Countdown Enters Final Built-in Hold

19 minutes before launch and the countdown entered a built-in hold as planned. There are no weather or technical impediments to liftoff at 7:05 a.m. EST. This pause will last 15 minutes and allow the launch and flight teams to conduct their polling to give the final go-aheads to begin the Orion mission. The countdown will resume at the T-4 minute mark at 7:01 a.m. and it will mark the start of the terminal countdown phase, the last before liftoff. Today’s launch window extends to 9:44 a.m.

What to Expect from Launch

We are moving through this morning’s countdown and everything remains on track for a liftoff at 7:05 a.m. EST, including the weather. We’ll have the final launch forecast shortly, followed by a 15-minute built-in hold at T-4 minutes that will set the stage for the terminal countdown phase.

Launch polls will be conducted during this hold to clear the way for liftoff. Orion will switch over to its own battery power then the final “go/no-go” call will be made. After that, the Delta IV’s three core stage engines will ignite and rev up to 2 million pounds of thrust.

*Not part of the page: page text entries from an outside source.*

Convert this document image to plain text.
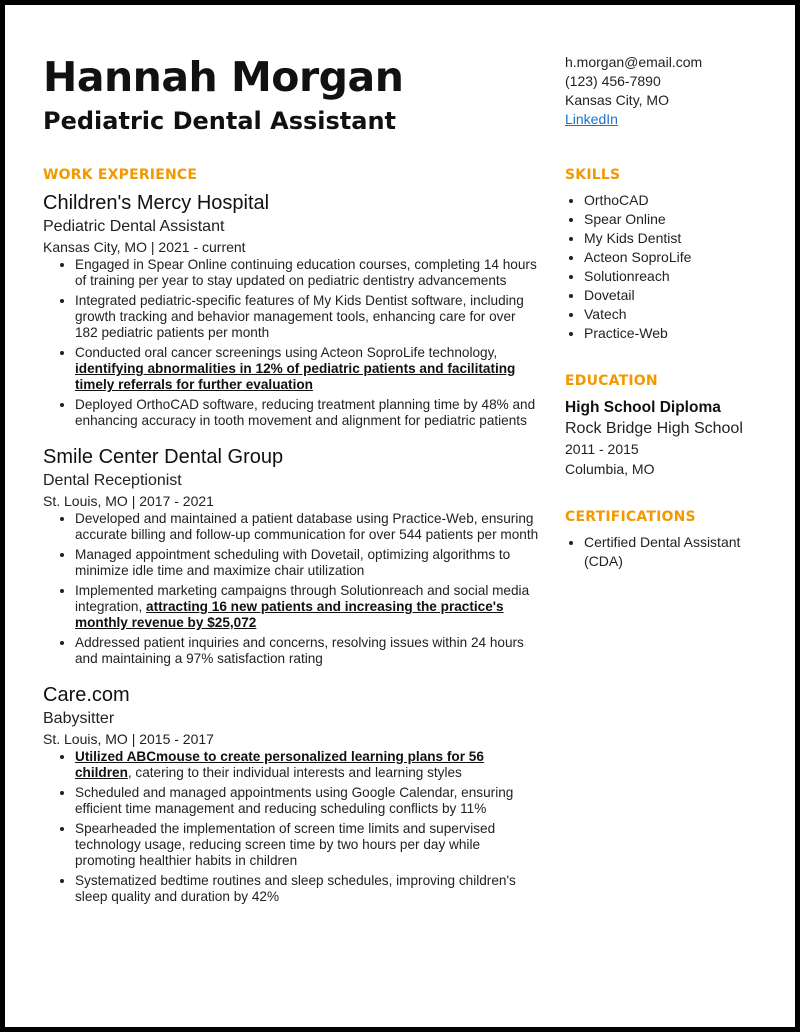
Hannah Morgan
Pediatric Dental Assistant
h.morgan@email.com
(123) 456-7890
Kansas City, MO
LinkedIn
WORK EXPERIENCE
Children's Mercy Hospital
Pediatric Dental Assistant
Kansas City, MO | 2021 - current
• Engaged in Spear Online continuing education courses, completing 14 hours of training per year to stay updated on pediatric dentistry advancements
• Integrated pediatric-specific features of My Kids Dentist software, including growth tracking and behavior management tools, enhancing care for over 182 pediatric patients per month
• Conducted oral cancer screenings using Acteon SoproLife technology, identifying abnormalities in 12% of pediatric patients and facilitating timely referrals for further evaluation
• Deployed OrthoCAD software, reducing treatment planning time by 48% and enhancing accuracy in tooth movement and alignment for pediatric patients
Smile Center Dental Group
Dental Receptionist
St. Louis, MO | 2017 - 2021
• Developed and maintained a patient database using Practice-Web, ensuring accurate billing and follow-up communication for over 544 patients per month
• Managed appointment scheduling with Dovetail, optimizing algorithms to minimize idle time and maximize chair utilization
• Implemented marketing campaigns through Solutionreach and social media integration, attracting 16 new patients and increasing the practice's monthly revenue by $25,072
• Addressed patient inquiries and concerns, resolving issues within 24 hours and maintaining a 97% satisfaction rating
Care.com
Babysitter
St. Louis, MO | 2015 - 2017
• Utilized ABCmouse to create personalized learning plans for 56 children, catering to their individual interests and learning styles
• Scheduled and managed appointments using Google Calendar, ensuring efficient time management and reducing scheduling conflicts by 11%
• Spearheaded the implementation of screen time limits and supervised technology usage, reducing screen time by two hours per day while promoting healthier habits in children
• Systematized bedtime routines and sleep schedules, improving children's sleep quality and duration by 42%
SKILLS
• OrthoCAD
• Spear Online
• My Kids Dentist
• Acteon SoproLife
• Solutionreach
• Dovetail
• Vatech
• Practice-Web
EDUCATION
High School Diploma
Rock Bridge High School
2011 - 2015
Columbia, MO
CERTIFICATIONS
• Certified Dental Assistant (CDA)
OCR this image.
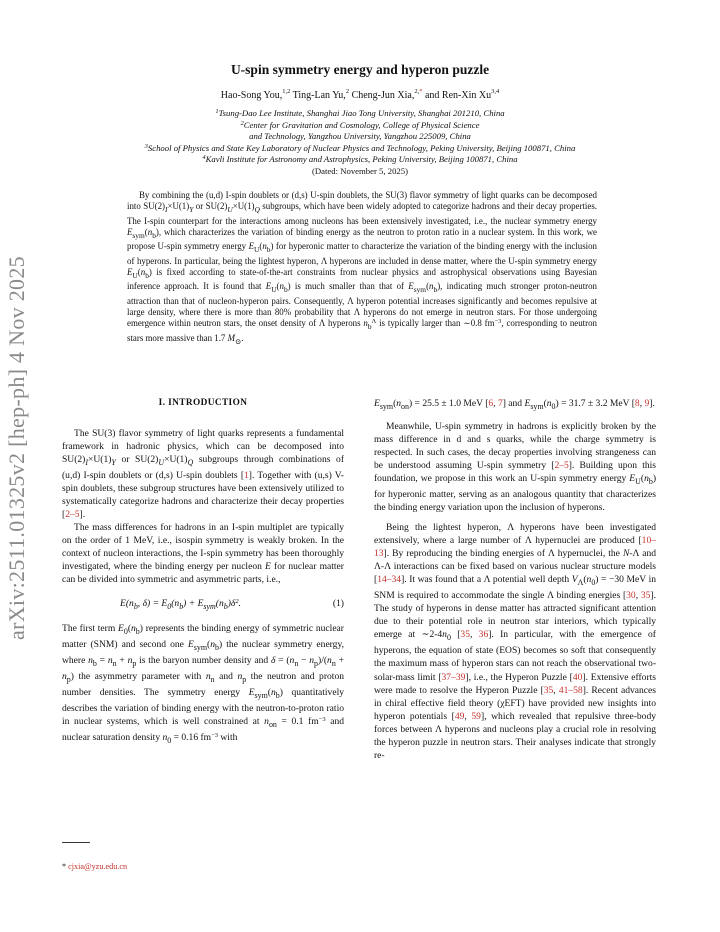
arXiv:2511.01325v2 [hep-ph] 4 Nov 2025
U-spin symmetry energy and hyperon puzzle
Hao-Song You,$^{1,2}$ Ting-Lan Yu,$^2$ Cheng-Jun Xia,$^{2,*}$ and Ren-Xin Xu$^{3,4}$
$^1$Tsung-Dao Lee Institute, Shanghai Jiao Tong University, Shanghai 201210, China
$^2$Center for Gravitation and Cosmology, College of Physical Science
and Technology, Yangzhou University, Yangzhou 225009, China
$^3$School of Physics and State Key Laboratory of Nuclear Physics and Technology, Peking University, Beijing 100871, China
$^4$Kavli Institute for Astronomy and Astrophysics, Peking University, Beijing 100871, China
(Dated: November 5, 2025)
By combining the (u,d) I-spin doublets or (d,s) U-spin doublets, the SU(3) flavor symmetry of light quarks can be decomposed into $SU(2)_I\times U(1)_Y$ or $SU(2)_U\times U(1)_Q$ subgroups, which have been widely adopted to categorize hadrons and their decay properties. The I-spin counterpart for the interactions among nucleons has been extensively investigated, i.e., the nuclear symmetry energy $E_{sym}(n_b)$, which characterizes the variation of binding energy as the neutron to proton ratio in a nuclear system. In this work, we propose U-spin symmetry energy $E_U(n_b)$ for hyperonic matter to characterize the variation of the binding energy with the inclusion of hyperons. In particular, being the lightest hyperon, Λ hyperons are included in dense matter, where the U-spin symmetry energy $E_U(n_b)$ is fixed according to state-of-the-art constraints from nuclear physics and astrophysical observations using Bayesian inference approach. It is found that $E_U(n_b)$ is much smaller than that of $E_{sym}(n_b)$, indicating much stronger proton-neutron attraction than that of nucleon-hyperon pairs. Consequently, Λ hyperon potential increases significantly and becomes repulsive at large density, where there is more than 80% probability that Λ hyperons do not emerge in neutron stars. For those undergoing emergence within neutron stars, the onset density of Λ hyperons $n_b^\Lambda$ is typically larger than ∼0.8 $fm^{-3}$, corresponding to neutron stars more massive than 1.7 $M_⊙$.
I. INTRODUCTION

The SU(3) flavor symmetry of light quarks represents a fundamental framework in hadronic physics, which can be decomposed into $SU(2)_I\times U(1)_Y$ or $SU(2)_U\times U(1)_Q$ subgroups through combinations of (u,d) I-spin doublets or (d,s) U-spin doublets [1]. Together with (u,s) V-spin doublets, these subgroup structures have been extensively utilized to systematically categorize hadrons and characterize their decay properties [2–5].

The mass differences for hadrons in an I-spin multiplet are typically on the order of 1 MeV, i.e., isospin symmetry is weakly broken. In the context of nucleon interactions, the I-spin symmetry has been thoroughly investigated, where the binding energy per nucleon E for nuclear matter can be divided into symmetric and asymmetric parts, i.e.,

E ($n_b$, $\delta) = E_0(n_b) + E_{sym}(n_b)\delta^2$.	(1)

The first term $E_0(n_b)$ represents the binding energy of symmetric nuclear matter (SNM) and second one $E_{sym}(n_b)$ the nuclear symmetry energy, where $n_b = n_n + n_p$ is the baryon number density and $\delta = (n_n - n_p)/(n_n + n_p)$ the asymmetry parameter with $n_n$ and $n_p$ the neutron and proton number densities. The symmetry energy $E_{sym}(n_b)$ quantitatively describes the variation of binding energy with the neutron-to-proton ratio in nuclear systems, which is well constrained at $n_{on} = 0.1$ $fm^{-3}$ and nuclear saturation density $n_0 = 0.16$ $fm^{-3}$ with

$E_{sym}(n_{on}) = 25.5 \pm 1.0$ MeV [6, 7] and $E_{sym}(n_0) = 31.7 \pm 3.2$ MeV [8, 9].

Meanwhile, U-spin symmetry in hadrons is explicitly broken by the mass difference in d and s quarks, while the charge symmetry is respected. In such cases, the decay properties involving strangeness can be understood assuming U-spin symmetry [2–5]. Building upon this foundation, we propose in this work an U-spin symmetry energy $E_U(n_b)$ for hyperonic matter, serving as an analogous quantity that characterizes the binding energy variation upon the inclusion of hyperons.

Being the lightest hyperon, Λ hyperons have been investigated extensively, where a large number of Λ hypernuclei are produced [10–13]. By reproducing the binding energies of Λ hypernuclei, the N-Λ and Λ-Λ interactions can be fixed based on various nuclear structure models [14–34]. It was found that a Λ potential well depth $V_\Lambda(n_0) = -30$ MeV in SNM is required to accommodate the single Λ binding energies [30, 35]. The study of hyperons in dense matter has attracted significant attention due to their potential role in neutron star interiors, which typically emerge at $\sim 2-4n_0$ [35, 36]. In particular, with the emergence of hyperons, the equation of state (EOS) becomes so soft that consequently the maximum mass of hyperon stars can not reach the observational two-solar-mass limit [37–39], i.e., the Hyperon Puzzle [40]. Extensive efforts were made to resolve the Hyperon Puzzle [35, 41–58]. Recent advances in chiral effective field theory (χEFT) have provided new insights into hyperon potentials [49, 59], which revealed that repulsive three-body forces between Λ hyperons and nucleons play a crucial role in resolving the hyperon puzzle in neutron stars. Their analyses indicate that strongly re-

* cjxia@yzu.edu.cn
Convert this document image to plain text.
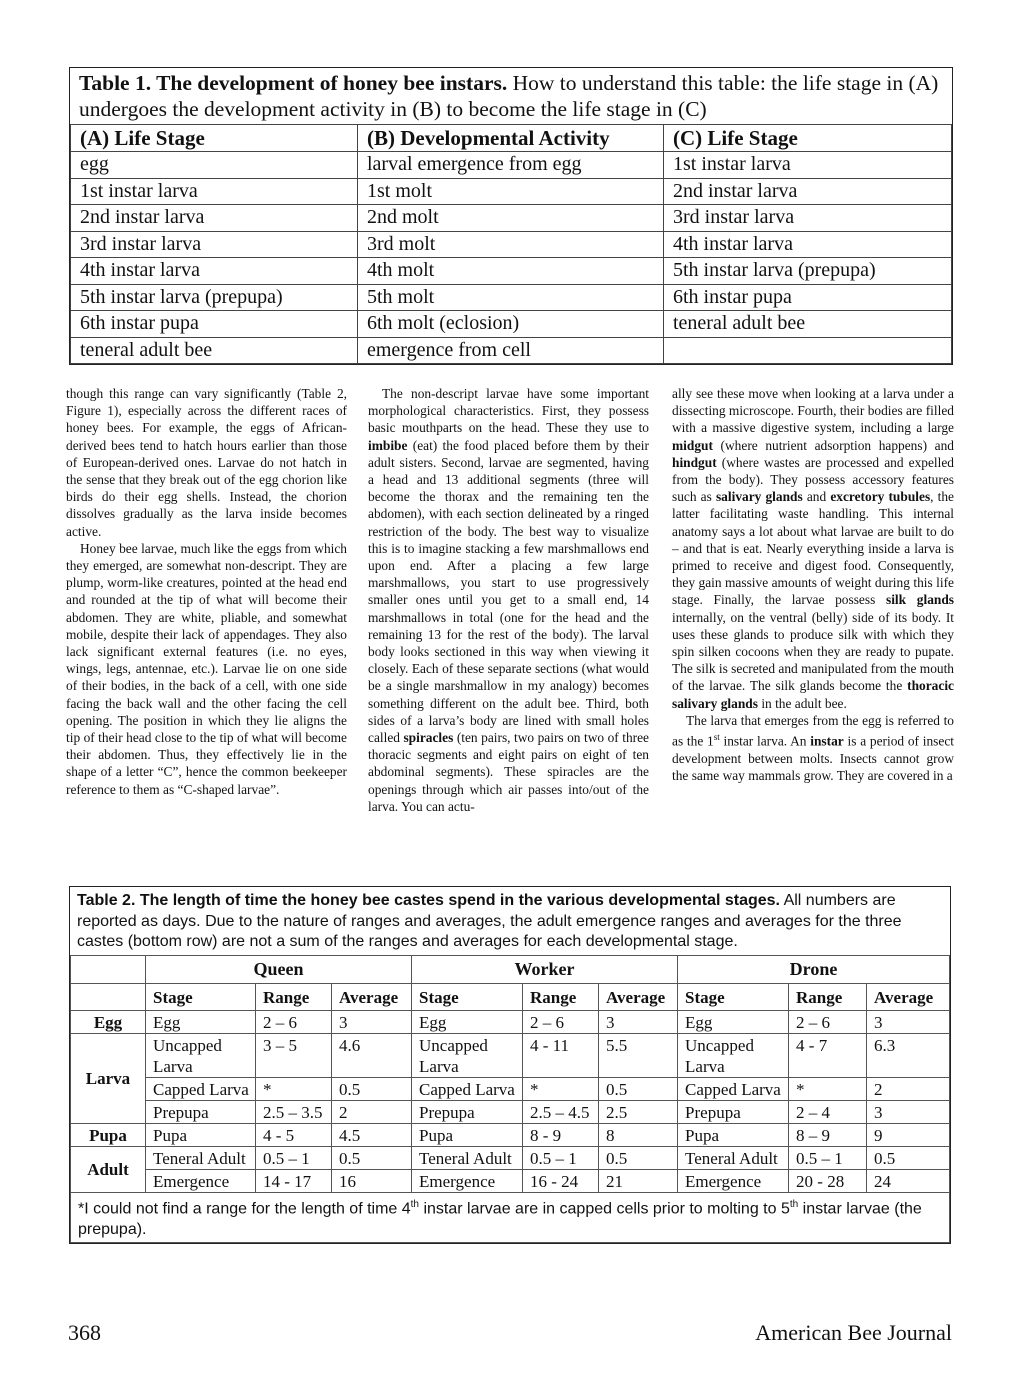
Table 1. The development of honey bee instars. How to understand this table: the life stage in (A) undergoes the development activity in (B) to become the life stage in (C)
(A) Life Stage	(B) Developmental Activity	(C) Life Stage
egg	larval emergence from egg	1st instar larva
1st instar larva	1st molt	2nd instar larva
2nd instar larva	2nd molt	3rd instar larva
3rd instar larva	3rd molt	4th instar larva
4th instar larva	4th molt	5th instar larva (prepupa)
5th instar larva (prepupa)	5th molt	6th instar pupa
6th instar pupa	6th molt (eclosion)	teneral adult bee
teneral adult bee	emergence from cell	

though this range can vary significantly (Table 2, Figure 1), especially across the different races of honey bees. For example, the eggs of African-derived bees tend to hatch hours earlier than those of European-derived ones. Larvae do not hatch in the sense that they break out of the egg chorion like birds do their egg shells. Instead, the chorion dissolves gradually as the larva inside becomes active.

Honey bee larvae, much like the eggs from which they emerged, are somewhat non-descript. They are plump, worm-like creatures, pointed at the head end and rounded at the tip of what will become their abdomen. They are white, pliable, and somewhat mobile, despite their lack of appendages. They also lack significant external features (i.e. no eyes, wings, legs, antennae, etc.). Larvae lie on one side of their bodies, in the back of a cell, with one side facing the back wall and the other facing the cell opening. The position in which they lie aligns the tip of their head close to the tip of what will become their abdomen. Thus, they effectively lie in the shape of a letter “C”, hence the common beekeeper reference to them as “C-shaped larvae”.

The non-descript larvae have some important morphological characteristics. First, they possess basic mouthparts on the head. These they use to imbibe (eat) the food placed before them by their adult sisters. Second, larvae are segmented, having a head and 13 additional segments (three will become the thorax and the remaining ten the abdomen), with each section delineated by a ringed restriction of the body. The best way to visualize this is to imagine stacking a few marshmallows end upon end. After a placing a few large marshmallows, you start to use progressively smaller ones until you get to a small end, 14 marshmallows in total (one for the head and the remaining 13 for the rest of the body). The larval body looks sectioned in this way when viewing it closely. Each of these separate sections (what would be a single marshmallow in my analogy) becomes something different on the adult bee. Third, both sides of a larva’s body are lined with small holes called spiracles (ten pairs, two pairs on two of three thoracic segments and eight pairs on eight of ten abdominal segments). These spiracles are the openings through which air passes into/out of the larva. You can actu-

ally see these move when looking at a larva under a dissecting microscope. Fourth, their bodies are filled with a massive digestive system, including a large midgut (where nutrient adsorption happens) and hindgut (where wastes are processed and expelled from the body). They possess accessory features such as salivary glands and excretory tubules, the latter facilitating waste handling. This internal anatomy says a lot about what larvae are built to do – and that is eat. Nearly everything inside a larva is primed to receive and digest food. Consequently, they gain massive amounts of weight during this life stage. Finally, the larvae possess silk glands internally, on the ventral (belly) side of its body. It uses these glands to produce silk with which they spin silken cocoons when they are ready to pupate. The silk is secreted and manipulated from the mouth of the larvae. The silk glands become the thoracic salivary glands in the adult bee.

The larva that emerges from the egg is referred to as the 1st instar larva. An instar is a period of insect development between molts. Insects cannot grow the same way mammals grow. They are covered in a

Table 2. The length of time the honey bee castes spend in the various developmental stages. All numbers are reported as days. Due to the nature of ranges and averages, the adult emergence ranges and averages for the three castes (bottom row) are not a sum of the ranges and averages for each developmental stage.
	Queen			Worker			Drone		
	Stage	Range	Average	Stage	Range	Average	Stage	Range	Average
Egg	Egg	2 – 6	3	Egg	2 – 6	3	Egg	2 – 6	3
Larva	Uncapped Larva	3 – 5	4.6	Uncapped Larva	4 - 11	5.5	Uncapped Larva	4 - 7	6.3
	Capped Larva	*	0.5	Capped Larva	*	0.5	Capped Larva	*	2
	Prepupa	2.5 – 3.5	2	Prepupa	2.5 – 4.5	2.5	Prepupa	2 – 4	3
Pupa	Pupa	4 - 5	4.5	Pupa	8 - 9	8	Pupa	8 – 9	9
Adult	Teneral Adult	0.5 – 1	0.5	Teneral Adult	0.5 – 1	0.5	Teneral Adult	0.5 – 1	0.5
	Emergence	14 - 17	16	Emergence	16 - 24	21	Emergence	20 - 28	24
*I could not find a range for the length of time 4th instar larvae are in capped cells prior to molting to 5th instar larvae (the prepupa).									
368	American Bee Journal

The Delta IV Heavy and Orion will clear the tower in just a few seconds to begin a carefully choreographed climb skyward. The core stages on either side of the rocket will burn their propellants and fall away at T+3minutes, 56 seconds. The central core stage will continue for another 94 seconds as the rocket and spacecraft climb higher and pick up more speed. The first stage will fall away and the second stage will take over to put Orion into an initial orbit of 115 miles by 552 miles.


Fueling Under Way

Preparations for Orion’s flight test are progressing smoothly ahead of a scheduled 7:05 a.m. EST liftoff today. United Launch Alliance has begun fueling the Delta IV Heavy rocket with liquid hydrogen and liquid oxygen. Weather remains forecast to be 70 percent “go” at the time of liftoff. Today’s launch will take place from Space Launch Complex 37 at Cape Canaveral Air Force Station in Florida. The spacecraft will splashdown in the Pacific Ocean at the end of the flight.

Photo credit: NASA/Bill Ingalls
Photo credit: NASA/Bill Ingalls

Launch Readiness Review Gives Orion ‘Go’

Managers from United Launch Alliance (ULA) and Lockheed Martin gave a “go” to proceed toward launch pending completion of open work during the Launch Readiness Review for Orion’s flight test. The weather is forecast to be 60 percent “go” for a scheduled liftoff at 7:05 a.m. EST on Thursday, Dec. 4.

NASA TV will air an Orion Flight Test Status and Overview briefing at 1 p.m. today. On Dec. 3, a prelaunch status briefing will be held at 11 a.m. A NASA overview event with participation from social media followers will air at 1 p.m.

How Orion Will Make History

orionvertical-closeupThe Orion spacecraft will take crews farther from Earth than any human-rated spacecraft since Apollo. The first step of that adventure comes this week when the Orion flight test sends an uncrewed version of the capsule about 3,600 miles above Earth – far enough to encounter the high radiation zones that circle the planet and measure their effects on the inside of the spacecraft. On its way back home, Orion’s heat shield will bear the brunt of scorching plasma as the spacecraft dives into the atmosphere at 20,000 mph before slowing for splashdown.

It’s a stress test for more than the spacecraft, of course – people from NASA and Lockheed Martin along with scores of others involved in the program will watch every readout carefully. No matter what happens, the flight test has already made strides in development of America’s next deep-space vehicle for astronauts. Find out all the details of the 4.5-hour mission and what has gone into getting Orion ready for flight in our extensive preview story at

Orion Weather Forecast: 60 Percent ‘Go’

Orionstack-askewWelcome to Launch Week for the Orion Flight Test! Meteorologists issued a forecast this morning calling for a 60 percent chance of acceptable launch conditions Thursday morning for the liftoff of the Orion spacecraft atop a United Launch Alliance Delta IV Heavy rocket. The concern is an expected pattern that could see low clouds and sporadic showers move in from the Atlantic later this week, possibly violating launch criteria designed to prevent the rocket from flying through precipitation. The conditions could also kick up winds too high for a safe liftoff, the forecasters said. Orion will have a 2-hour, 39-minute launch window Thursday. Forecasters are also watching conditions on the West Coast where U.S. Navy ships will gather to retrieve Orion from the Pacific following its 4.5-hour flight. Expected conditions will be favorable according to predictions with no precipitation expected Thursday.

At Space Launch Complex 37, technicians and engineers are finishing closeouts on the Orion/Delta IV Heavy stack and completed work inside the Orion crew module to get everything situated for space. No one will ride aboard Orion, but the spacecraft is carrying numerous sensors to measure conditions throughout the mission, including radiation and temperatures inside the crew module as it reaches 3,600 miles above Earth and then plunges through the atmosphere before opening its chutes and splashing down.